В конверте лежали три фотографии. На первой был изображен пожилой мужчина, удящий рыбу.
– Это ваш работодатель, Луиджи Цаннантонио. Снято с помощью телеобъектива. Имя и адрес написаны на обороте.
На втором снимке был запечатлен обрывок газеты с фотографией молодого человека, который, судя по заголовку, пропал без вести десять лет назад, и родные отчаянно искали его. «Кто видел его последним», «кто владеет какой-либо информацией о нем» – и так далее, обычные в таких случаях фразы.
– Однако это была, в виде исключения, не мафиозная разборка, – пояснил Свобода. – Просто драма на почве ревности. А вот тут – конец этой драмы.
С этими словами он положил на стол третье фото, сделанное на месте преступления. На нем был изображен мертвый мужчина, в некотором отдалении виднелось море, легко идентифицируемое как Мессинский пролив. В кадре присутствовала и колокольня старинной церкви, на которой отчетливо был виден циферблат. С учетом свежего выпуска ежедневной газеты, который сжимал в руке убитый, фото исчерпывающе отвечало на все вопросы – «как», «когда» и «где».
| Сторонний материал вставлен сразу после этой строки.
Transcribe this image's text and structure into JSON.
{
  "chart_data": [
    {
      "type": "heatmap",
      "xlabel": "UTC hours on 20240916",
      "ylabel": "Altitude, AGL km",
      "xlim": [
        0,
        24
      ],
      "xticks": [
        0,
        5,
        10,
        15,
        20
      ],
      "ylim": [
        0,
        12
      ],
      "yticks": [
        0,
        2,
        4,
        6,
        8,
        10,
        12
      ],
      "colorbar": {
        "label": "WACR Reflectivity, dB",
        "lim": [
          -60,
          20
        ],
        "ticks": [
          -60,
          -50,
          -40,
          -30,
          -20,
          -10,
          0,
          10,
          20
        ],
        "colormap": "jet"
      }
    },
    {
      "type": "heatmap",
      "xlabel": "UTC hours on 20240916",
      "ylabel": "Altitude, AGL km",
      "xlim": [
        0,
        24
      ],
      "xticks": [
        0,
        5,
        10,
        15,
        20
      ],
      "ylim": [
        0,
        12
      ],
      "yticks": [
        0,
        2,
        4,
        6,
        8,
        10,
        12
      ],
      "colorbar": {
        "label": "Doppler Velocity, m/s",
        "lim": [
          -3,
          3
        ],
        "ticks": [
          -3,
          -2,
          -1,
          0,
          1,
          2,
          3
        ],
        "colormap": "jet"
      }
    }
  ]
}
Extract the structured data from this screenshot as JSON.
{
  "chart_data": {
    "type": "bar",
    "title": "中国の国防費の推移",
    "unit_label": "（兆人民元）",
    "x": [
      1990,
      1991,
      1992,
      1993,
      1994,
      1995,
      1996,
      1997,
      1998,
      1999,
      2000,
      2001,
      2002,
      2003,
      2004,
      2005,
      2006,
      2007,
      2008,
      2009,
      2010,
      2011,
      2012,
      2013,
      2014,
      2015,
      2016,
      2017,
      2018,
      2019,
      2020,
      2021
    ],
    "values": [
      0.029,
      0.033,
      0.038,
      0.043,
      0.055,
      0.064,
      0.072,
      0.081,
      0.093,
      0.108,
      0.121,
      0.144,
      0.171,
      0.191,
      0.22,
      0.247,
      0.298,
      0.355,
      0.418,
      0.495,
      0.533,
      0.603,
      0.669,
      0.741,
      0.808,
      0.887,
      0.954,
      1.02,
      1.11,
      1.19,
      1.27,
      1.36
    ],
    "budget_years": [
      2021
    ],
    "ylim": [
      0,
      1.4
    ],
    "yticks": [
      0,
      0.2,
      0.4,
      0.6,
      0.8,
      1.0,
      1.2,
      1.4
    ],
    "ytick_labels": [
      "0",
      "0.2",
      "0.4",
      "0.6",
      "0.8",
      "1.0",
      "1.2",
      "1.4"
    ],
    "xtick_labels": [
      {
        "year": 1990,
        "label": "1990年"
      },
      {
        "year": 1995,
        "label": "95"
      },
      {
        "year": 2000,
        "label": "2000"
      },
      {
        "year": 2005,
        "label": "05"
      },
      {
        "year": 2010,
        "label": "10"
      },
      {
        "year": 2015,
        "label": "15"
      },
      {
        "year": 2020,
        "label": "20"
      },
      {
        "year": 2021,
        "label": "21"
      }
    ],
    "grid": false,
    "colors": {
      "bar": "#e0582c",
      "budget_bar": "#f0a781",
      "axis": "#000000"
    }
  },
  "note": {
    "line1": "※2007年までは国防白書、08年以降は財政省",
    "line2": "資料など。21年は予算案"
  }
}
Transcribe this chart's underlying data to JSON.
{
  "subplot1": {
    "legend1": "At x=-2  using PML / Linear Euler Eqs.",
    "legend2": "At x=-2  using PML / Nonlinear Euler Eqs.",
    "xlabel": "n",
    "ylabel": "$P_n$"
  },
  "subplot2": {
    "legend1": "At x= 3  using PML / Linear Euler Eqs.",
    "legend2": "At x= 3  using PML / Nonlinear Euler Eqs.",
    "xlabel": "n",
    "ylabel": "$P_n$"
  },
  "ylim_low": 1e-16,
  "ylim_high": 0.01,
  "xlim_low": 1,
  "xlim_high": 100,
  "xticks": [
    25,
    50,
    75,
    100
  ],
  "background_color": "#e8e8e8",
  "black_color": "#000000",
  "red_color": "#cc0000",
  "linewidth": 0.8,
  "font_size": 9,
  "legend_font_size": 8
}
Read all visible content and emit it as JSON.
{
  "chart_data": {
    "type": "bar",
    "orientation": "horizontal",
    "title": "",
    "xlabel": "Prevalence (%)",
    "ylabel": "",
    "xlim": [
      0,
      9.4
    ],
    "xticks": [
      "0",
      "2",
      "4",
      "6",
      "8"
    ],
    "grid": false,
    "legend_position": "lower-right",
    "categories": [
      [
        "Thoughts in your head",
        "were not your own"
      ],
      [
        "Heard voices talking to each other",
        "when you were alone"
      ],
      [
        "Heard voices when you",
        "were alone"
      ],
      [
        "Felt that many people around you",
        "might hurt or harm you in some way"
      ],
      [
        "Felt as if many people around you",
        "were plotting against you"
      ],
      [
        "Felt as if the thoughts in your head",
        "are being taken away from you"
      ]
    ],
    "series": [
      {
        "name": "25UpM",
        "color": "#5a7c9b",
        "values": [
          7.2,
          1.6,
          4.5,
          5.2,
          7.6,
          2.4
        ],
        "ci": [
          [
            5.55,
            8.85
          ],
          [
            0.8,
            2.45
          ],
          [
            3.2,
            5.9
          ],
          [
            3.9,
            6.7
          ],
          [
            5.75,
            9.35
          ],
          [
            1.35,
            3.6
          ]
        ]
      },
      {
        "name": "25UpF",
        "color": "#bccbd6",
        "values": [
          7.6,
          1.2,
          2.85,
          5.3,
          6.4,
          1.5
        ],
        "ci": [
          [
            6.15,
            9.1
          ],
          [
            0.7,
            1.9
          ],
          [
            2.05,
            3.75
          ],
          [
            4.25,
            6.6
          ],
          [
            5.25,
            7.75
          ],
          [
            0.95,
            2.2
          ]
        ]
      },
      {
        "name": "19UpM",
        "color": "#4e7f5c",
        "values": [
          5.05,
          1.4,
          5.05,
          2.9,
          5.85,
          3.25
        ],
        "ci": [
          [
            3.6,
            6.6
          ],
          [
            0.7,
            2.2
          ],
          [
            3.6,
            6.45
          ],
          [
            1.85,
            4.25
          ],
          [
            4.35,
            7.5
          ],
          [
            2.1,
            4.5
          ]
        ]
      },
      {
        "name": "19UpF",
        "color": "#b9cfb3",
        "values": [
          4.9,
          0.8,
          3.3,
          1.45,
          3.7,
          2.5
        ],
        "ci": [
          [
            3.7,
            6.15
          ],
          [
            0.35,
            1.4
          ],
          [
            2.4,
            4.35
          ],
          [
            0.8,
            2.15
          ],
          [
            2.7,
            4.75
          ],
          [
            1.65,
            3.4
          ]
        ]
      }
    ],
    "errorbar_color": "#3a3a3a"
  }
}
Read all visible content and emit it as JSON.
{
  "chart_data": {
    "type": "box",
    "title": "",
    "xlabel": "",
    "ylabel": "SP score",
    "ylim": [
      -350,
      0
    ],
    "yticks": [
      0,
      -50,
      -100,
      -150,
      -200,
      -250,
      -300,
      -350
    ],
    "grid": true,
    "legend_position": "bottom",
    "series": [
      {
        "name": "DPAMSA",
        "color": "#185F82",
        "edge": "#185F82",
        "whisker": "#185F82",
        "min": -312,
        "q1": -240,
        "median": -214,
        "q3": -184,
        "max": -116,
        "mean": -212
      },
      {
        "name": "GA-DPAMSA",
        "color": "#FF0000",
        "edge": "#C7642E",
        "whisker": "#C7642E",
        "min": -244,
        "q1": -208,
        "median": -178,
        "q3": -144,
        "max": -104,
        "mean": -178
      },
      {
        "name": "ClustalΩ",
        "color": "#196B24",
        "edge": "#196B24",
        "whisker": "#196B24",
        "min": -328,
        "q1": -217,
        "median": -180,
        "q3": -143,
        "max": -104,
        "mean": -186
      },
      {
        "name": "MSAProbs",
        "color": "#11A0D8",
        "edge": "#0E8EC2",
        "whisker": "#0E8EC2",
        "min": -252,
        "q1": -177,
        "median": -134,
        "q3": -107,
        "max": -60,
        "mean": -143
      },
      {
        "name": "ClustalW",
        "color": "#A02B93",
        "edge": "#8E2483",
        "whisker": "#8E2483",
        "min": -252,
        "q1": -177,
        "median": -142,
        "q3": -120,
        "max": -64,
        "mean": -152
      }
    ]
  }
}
– Честно говоря, вот такая фотография, как эта, третья, кое-чего стоит. Однако я считаю, дела идут отлично, и поэтому можно немного инвестировать в безопасность. Предлагаю заказывать такие фото при каждом новом эпизоде.
– Ты уверен в надежности этого способа?
– Абсолютно. Максимум, что вам потребуется, – доказать, что вы в тот день не были в Италии. Как именно доказывать? Ну, пошевелите же хоть раз извилинами!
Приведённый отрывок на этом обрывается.